Prior to joining the CPT, I completed my PhD in the Princeton Atmospheric and Oceanic Sciences Program and conducted research within the NOAA Geophysical Fluid Dynamics Laboratory. My graduate research focused on the dense water formation processes within the vast continental shelf regions of the Arctic Ocean. I studied the role of mesoscale and submesoscale turbulence in shaping how dense water flows undergo mixing and modify the density structure of the Arctic. Through performing high-resolution processes studies using the GFDL-MOM6 and the MITgcm, I identified submesoscale symmetric instability to be a dominant mechanism guiding mixing in dense Arctic flows.
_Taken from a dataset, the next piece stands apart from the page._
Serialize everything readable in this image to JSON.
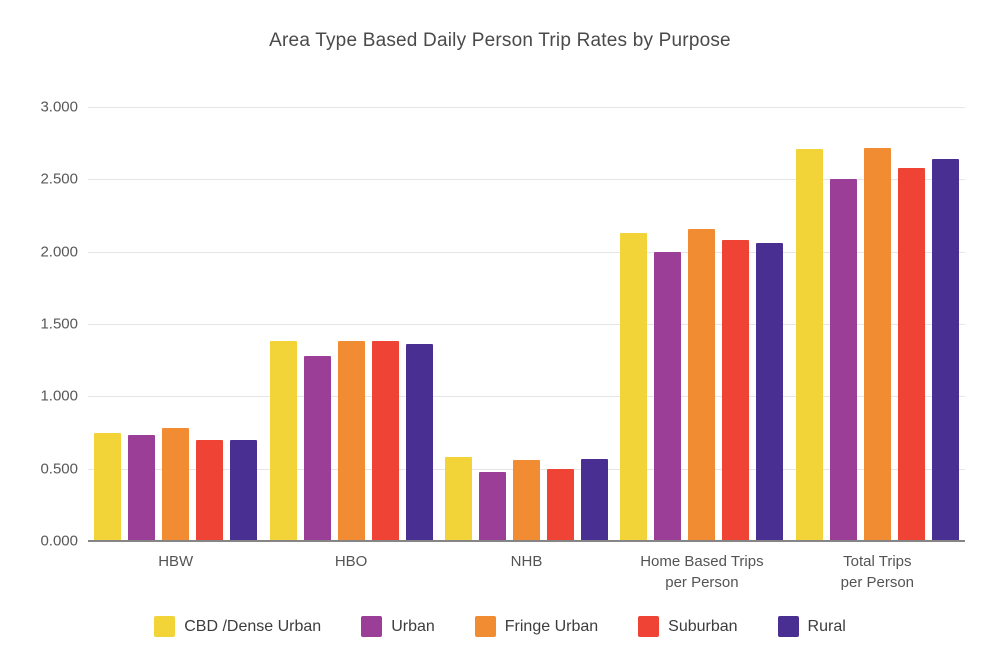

Based on the physical insights that I obtained from process studies, I developed a parameterization for deep-ocean symmetric instability that represents mixing in the bottom boundary layer fronts that terrain-following flows give rise to. I implemented and tested this parameterization within the GFDL-MOM6, and found that the scheme successfully captures water mass modification when the instabilities are not resolved by the model grid. In the final component of my PhD research, I turned to a global general circulation model (the GFDL-OM4) and considered the climatically-relevant question of how dense water formation and density structure of the Arctic will change as the region undergoes some of the most drastic warming on Earth.

Both my graduate and postdoctoral research have centered on the synthesis of high-resolution idealized modeling to understand the physics governing a given system, applying this understanding to improving coarser-resolution global climate models, and using global climate models to study the influences of small-scale phenomena on the global oceanic circulation.

Outside of research, I love rock climbing, hiking in the mountains, volunteering at animal shelters, and relaxing with my two cats.